Bayesian Hamiltonian Monte Carlo method for the estimation of pyrolysis parameter S1

Abstract

A Gaussian mixture Hamiltonian Monte Carlo (HMC) Bayesian method has been developed for the inversion of petrophysical parameters such as pyrolysis parameter S1, which is driven by a statistical shale rock-physics model. Pyrolysis parameter S1 can be used to indicate the content of free or adsorbed hydrocarbons in source rock, and it is an important indicator to evaluate the production of shale oil reservoirs. However, most studies on pyrolysis parameters are based on pyrolysis experiments and there is no relevant study to inverse pyrolysis parameter S1 from seismic data. In addition, compared to the total organic carbon content, pyrolysis S1 is more accurate for evaluating gas and oil in shale.
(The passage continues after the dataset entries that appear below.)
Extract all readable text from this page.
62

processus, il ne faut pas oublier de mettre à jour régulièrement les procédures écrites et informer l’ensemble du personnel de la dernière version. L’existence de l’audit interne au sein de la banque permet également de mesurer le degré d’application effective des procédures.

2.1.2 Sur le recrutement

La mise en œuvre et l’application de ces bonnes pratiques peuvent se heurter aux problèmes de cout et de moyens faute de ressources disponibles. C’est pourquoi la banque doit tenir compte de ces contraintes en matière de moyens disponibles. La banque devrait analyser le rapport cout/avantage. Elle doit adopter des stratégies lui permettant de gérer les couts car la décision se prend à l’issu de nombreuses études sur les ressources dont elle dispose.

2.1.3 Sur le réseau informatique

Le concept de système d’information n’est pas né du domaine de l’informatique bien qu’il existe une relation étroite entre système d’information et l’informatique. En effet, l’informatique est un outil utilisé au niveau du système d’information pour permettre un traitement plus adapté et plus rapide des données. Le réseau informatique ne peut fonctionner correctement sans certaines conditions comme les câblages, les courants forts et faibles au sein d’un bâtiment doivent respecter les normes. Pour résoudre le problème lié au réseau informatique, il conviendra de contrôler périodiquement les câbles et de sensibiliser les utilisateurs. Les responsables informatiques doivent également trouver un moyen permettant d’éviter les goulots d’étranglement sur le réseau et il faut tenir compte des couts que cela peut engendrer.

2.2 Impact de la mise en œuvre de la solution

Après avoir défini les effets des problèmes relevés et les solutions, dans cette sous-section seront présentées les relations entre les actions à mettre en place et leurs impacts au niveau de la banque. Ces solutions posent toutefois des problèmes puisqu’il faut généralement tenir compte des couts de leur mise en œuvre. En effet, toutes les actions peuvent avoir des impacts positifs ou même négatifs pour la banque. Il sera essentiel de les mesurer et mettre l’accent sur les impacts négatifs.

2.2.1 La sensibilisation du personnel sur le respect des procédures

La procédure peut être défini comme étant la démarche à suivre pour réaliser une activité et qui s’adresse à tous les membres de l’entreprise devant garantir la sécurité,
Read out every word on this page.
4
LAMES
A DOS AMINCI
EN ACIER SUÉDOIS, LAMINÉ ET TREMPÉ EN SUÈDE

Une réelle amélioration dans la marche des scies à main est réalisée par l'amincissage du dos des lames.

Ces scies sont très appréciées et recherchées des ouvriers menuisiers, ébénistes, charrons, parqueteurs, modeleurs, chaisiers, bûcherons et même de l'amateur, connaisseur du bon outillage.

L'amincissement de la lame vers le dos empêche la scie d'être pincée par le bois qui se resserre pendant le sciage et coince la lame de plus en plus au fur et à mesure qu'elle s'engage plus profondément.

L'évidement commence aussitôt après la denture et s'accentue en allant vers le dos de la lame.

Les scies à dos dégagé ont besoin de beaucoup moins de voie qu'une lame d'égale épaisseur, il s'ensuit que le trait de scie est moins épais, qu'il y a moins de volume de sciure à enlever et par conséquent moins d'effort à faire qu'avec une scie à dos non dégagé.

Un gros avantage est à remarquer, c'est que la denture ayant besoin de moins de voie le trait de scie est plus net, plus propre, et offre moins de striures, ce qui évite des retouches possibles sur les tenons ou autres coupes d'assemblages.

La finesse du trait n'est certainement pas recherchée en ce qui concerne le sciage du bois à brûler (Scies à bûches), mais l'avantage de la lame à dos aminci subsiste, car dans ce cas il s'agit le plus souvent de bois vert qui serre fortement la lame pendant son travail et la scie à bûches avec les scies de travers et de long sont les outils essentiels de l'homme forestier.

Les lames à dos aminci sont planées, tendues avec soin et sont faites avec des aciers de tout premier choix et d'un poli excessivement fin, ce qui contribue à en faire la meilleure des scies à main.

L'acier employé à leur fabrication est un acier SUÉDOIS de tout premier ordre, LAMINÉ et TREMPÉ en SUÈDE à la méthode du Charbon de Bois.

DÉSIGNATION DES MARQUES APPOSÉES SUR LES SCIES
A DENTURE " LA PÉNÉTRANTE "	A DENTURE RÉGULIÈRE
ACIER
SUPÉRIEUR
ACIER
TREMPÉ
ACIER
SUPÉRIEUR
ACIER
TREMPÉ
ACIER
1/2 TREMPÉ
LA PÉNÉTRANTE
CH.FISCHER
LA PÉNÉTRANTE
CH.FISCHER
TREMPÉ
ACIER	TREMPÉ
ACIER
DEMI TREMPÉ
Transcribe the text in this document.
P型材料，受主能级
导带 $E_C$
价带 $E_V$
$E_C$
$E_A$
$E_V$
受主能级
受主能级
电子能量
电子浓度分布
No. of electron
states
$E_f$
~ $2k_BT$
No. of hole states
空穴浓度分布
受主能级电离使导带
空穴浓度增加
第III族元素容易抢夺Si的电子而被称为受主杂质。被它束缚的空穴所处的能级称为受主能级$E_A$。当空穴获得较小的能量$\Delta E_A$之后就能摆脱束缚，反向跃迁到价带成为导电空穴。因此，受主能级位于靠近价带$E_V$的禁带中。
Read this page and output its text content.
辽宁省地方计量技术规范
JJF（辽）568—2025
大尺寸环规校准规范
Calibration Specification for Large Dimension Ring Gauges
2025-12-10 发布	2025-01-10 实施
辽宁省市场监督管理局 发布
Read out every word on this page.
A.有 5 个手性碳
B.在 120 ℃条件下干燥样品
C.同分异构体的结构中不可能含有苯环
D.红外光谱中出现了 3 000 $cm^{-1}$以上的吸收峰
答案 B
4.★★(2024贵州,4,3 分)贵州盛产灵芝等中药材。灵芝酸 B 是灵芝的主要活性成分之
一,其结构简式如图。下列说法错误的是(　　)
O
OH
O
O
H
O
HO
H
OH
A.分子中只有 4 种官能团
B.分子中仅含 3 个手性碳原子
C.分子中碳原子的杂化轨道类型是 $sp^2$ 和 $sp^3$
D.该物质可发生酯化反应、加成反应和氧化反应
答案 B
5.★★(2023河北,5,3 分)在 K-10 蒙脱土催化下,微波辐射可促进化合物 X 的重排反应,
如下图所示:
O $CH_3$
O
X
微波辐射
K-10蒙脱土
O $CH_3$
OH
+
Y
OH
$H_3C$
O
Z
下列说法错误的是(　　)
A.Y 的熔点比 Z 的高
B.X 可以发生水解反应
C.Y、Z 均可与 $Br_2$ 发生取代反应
In particular, high values of pyrolysis S1 can directly indicate the content of shale oil. We have developed a strategy for assessing shale oil sweet spots through estimating pyrolysis S1 and other petrophysical parameters. Based on the Gaussian mixture assumptions for the prior distribution of the model, we build a joint distribution to link the pyrolysis parameter S1 with elastic attributes, and then we derive a formulation to inverse S1 with the Bayesian model. Due to the components of the Gaussian mixture, the HMC method has been used to sample the posterior distribution. Our study finds that the HMC method for sampling can improve the efficiency and allow a more robust quantification of the uncertainty; also, application to real seismic data sets indicates that the delineation of sweet spots is more accurate combined with pyrolysis S1.